– Я сын Рода Олфейна! – упрямо повторил тот и отвел полу плаща. – Вот меч со знаком магистра.
– Еще скажи, что ты и сам магистр, – сплюнул стражник. – Может быть, и перстень покажешь? И ярлык, и меч украсть мог. Стыдно должно быть в твоем возрасте папенькой прикрываться – да пошлет ему Единый покоя в ином мире, славный был воин! Собственное имя пора славить!
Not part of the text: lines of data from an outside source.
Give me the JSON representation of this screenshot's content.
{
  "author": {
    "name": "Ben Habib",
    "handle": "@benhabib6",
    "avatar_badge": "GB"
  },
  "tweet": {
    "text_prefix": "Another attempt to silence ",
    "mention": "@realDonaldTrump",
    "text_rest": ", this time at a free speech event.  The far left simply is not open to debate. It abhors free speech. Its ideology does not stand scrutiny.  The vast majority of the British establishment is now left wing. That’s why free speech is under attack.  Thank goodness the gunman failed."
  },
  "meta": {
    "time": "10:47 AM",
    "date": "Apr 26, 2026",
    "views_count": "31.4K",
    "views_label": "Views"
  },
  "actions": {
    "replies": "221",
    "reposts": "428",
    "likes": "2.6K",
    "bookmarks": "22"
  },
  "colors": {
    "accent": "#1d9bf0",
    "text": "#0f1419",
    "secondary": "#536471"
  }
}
– У молодого Олфейна прозвание было – лекаренок, – зевнул, поежившись, в стылом полумраке третий стражник. – У меня племянник в казарму, что у Западной башни, когда-то ходил, обучался воинскому делу от цеха кузнецов. Так он рассказывал, что Рин Олфейн сызмальства то ли к лекарскому делу был приставлен, то ли дар имел. Но если синяк от удара или порез какой, только к нему и обращались. Руками лечил! Любую боль снимал!.. Да! Точно говорю! Не вру, чтобы мне тут же пеплом осыпаться! Тогда еще Храм не так строг с колдовством был. Впрочем, все с разрешения старика Грейна, тогдашнего старшины, делалось, да и мзду за лечение паренек не брал. Хотя так-то вроде бы травник ребятишек пользовал, Ласах который, но иглу за щекой не скроешь, да! И еще говорили, что очень ловок этот самый Рин с узким мечом. Ну, той науке его еще отец научил. Род Олфейн отличным рубакой слыл!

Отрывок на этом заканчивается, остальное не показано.